- Skin in the Game: Hidden Asymmetries in Daily Life
- What do I mean by Skin in the Game?
- Lived Experience
- Building a Culture of Recovery
- Nothing about us without us
We have been trained to simply accept the decisions and opinions of experts all of our lives.
But, people with disabilities have often learned that expertise does not assure respect for our lives and our choices.
It isn’t that some people don’t know more than others about some topic or skill. I certainly wouldn’t want just anyone to perform brain surgery on me. It’s that there is no such thing as isolated expertise in the real world. Every expert has another agenda (their career, their income, their reputation, their kids going to college, their political beliefs, their religion, their drive to prey on and exploit others, and so on), And when you ask someone for their expertise, you never know what else you are getting along with it.
Also, anyone can and does claim expertise these days and the standard we have for judging that is becoming less and less useful as the world becomes more and more chaotic.
We also tend to think that somehow people who are disinterested in some issue are objective.

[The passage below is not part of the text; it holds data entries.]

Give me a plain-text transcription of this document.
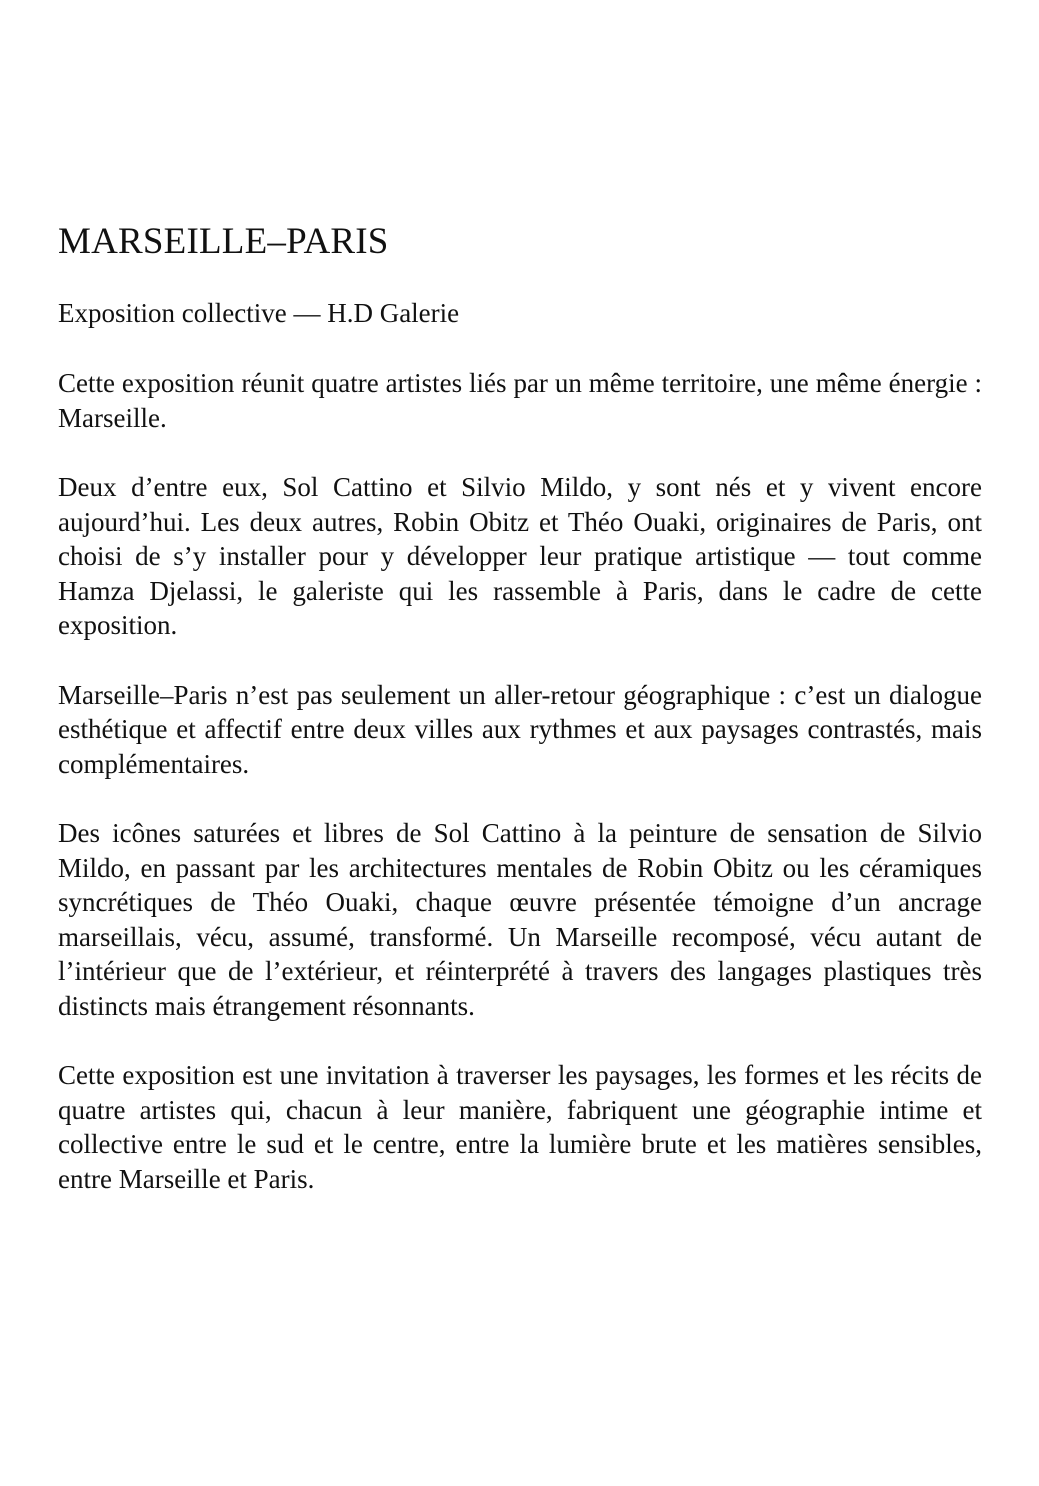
MARSEILLE–PARIS

Exposition collective — H.D Galerie

Cette exposition réunit quatre artistes liés par un même territoire, une même énergie : Marseille.

Deux d’entre eux, Sol Cattino et Silvio Mildo, y sont nés et y vivent encore aujourd’hui. Les deux autres, Robin Obitz et Théo Ouaki, originaires de Paris, ont choisi de s’y installer pour y développer leur pratique artistique — tout comme Hamza Djelassi, le galeriste qui les rassemble à Paris, dans le cadre de cette exposition.

Marseille–Paris n’est pas seulement un aller-retour géographique : c’est un dialogue esthétique et affectif entre deux villes aux rythmes et aux paysages contrastés, mais complémentaires.

Des icônes saturées et libres de Sol Cattino à la peinture de sensation de Silvio Mildo, en passant par les architectures mentales de Robin Obitz ou les céramiques syncrétiques de Théo Ouaki, chaque œuvre présentée témoigne d’un ancrage marseillais, vécu, assumé, transformé. Un Marseille recomposé, vécu autant de l’intérieur que de l’extérieur, et réinterprété à travers des langages plastiques très distincts mais étrangement résonnants.

Cette exposition est une invitation à traverser les paysages, les formes et les récits de quatre artistes qui, chacun à leur manière, fabriquent une géographie intime et collective entre le sud et le centre, entre la lumière brute et les matières sensibles, entre Marseille et Paris.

But the reality is that their disinterest means they are likely to hold whatever stereotypes and bigotry are prevalent in the general society. Nowhere is this more obvious than in opinions about the disability community.
A better standard for judging decisions and opinions, especially when they affect your life, is to ask whether the decider or pundit has any “skin in the game”? Is their life affected in a meaningful way like yours is by their decision or opinion? Or are they so distant from your concerns that their decision or opinion can just reflect their interests regardless of how it impacts you?
Then discount the value of their opinion or decision accordingly.
The larger the system, the higher the decision level, and the more distant from you, the more that decision or opinion reflects their interests, not yours.